Typically patients are able to avoid surgery by using physical therapy to regain full shoulder movement. There are three main stages of frozen shoulder that you may experience:
  • Freezing. The first stage is “freezing” where you may experience more pain slowly over time. This time period can last as short as six weeks or as long as nine months.
  • Frozen. The second stage is “frozen” where you experience stiffness but not as much pain. This stage can last around four to six months.
  • Thawing. The final stage is “thawing.” During this stage, patients see their range of motion improve. This stage can last as short as six months or as long as two years.
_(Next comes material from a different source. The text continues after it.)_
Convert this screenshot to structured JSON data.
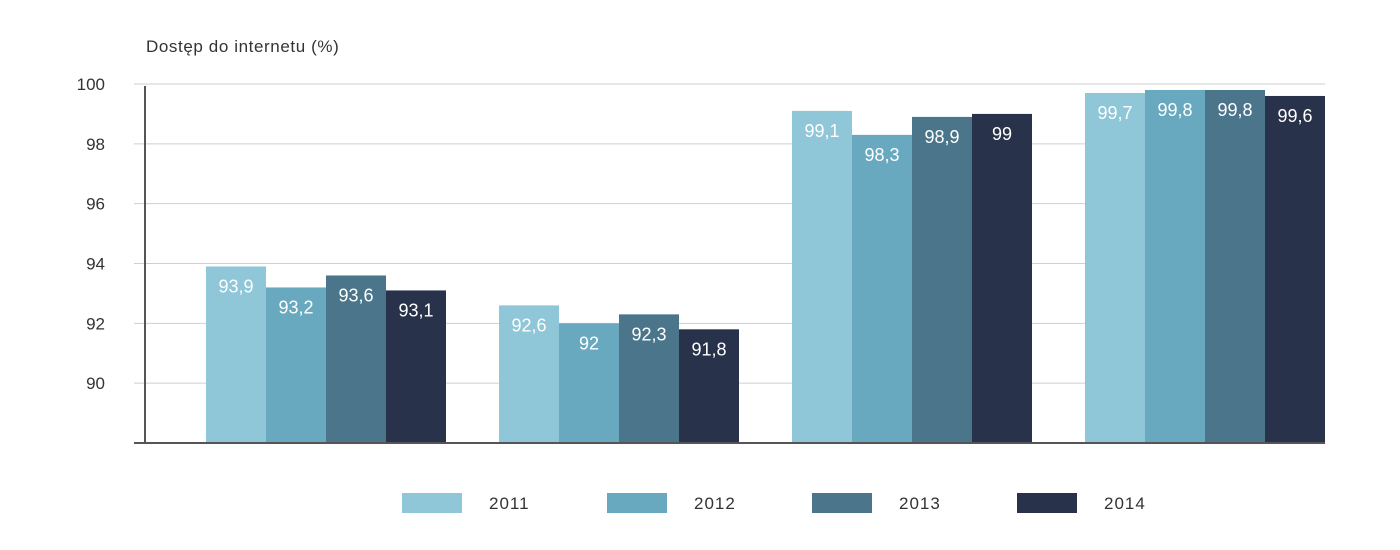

While there is no clear understanding of why people get a frozen shoulder or the cause, there are several factors that might increase your chances of receiving a diagnosis. Frozen shoulders typically affect women more than men, and those who are diabetic are at an increased risk. It typically affects people between 40 to 60 years old. Also, if your shoulder is immobile due to any injury, you might be at an increased risk. You may have an increased chance if you have medical problems like hypothyroidism, hyperthyroidism, Parkinson’s disease, and cardiac disease.

Nonsurgical Treatment Options for Frozen Shoulder

Many of our patients will see a full recovery from nonsurgical treatments like any of the options below.

  • Anti-inflammatory Medicine. You may need to try an anti-inflammatory drug like aspirin and ibuprofen to reduce inflammation and pain.
  • Heat. Use heat to warm the shoulder before use for a daily activity or physical therapy. Administer heat to your shoulder in twenty-minute intervals several times a day.
  • Physical Therapy. You may be able to restore your range of motion by using several physical therapy exercises. There are several specific exercises that you can use like External Rotation, Forward Flexion, and Crossover Arm Stretch.
  • Hydrodilatation. If other methods haven’t worked, hydrodilatation may be recommended. A large amount of fluid will be injected into your shoulder joint in order to stretch the shoulder joint capsule. This option is performed by a radiologist who uses imaging to place the fluid.
  • Steroid Injection. A stronger anti-inflammatory injection reduces inflammation and pain, but the effects are only temporary.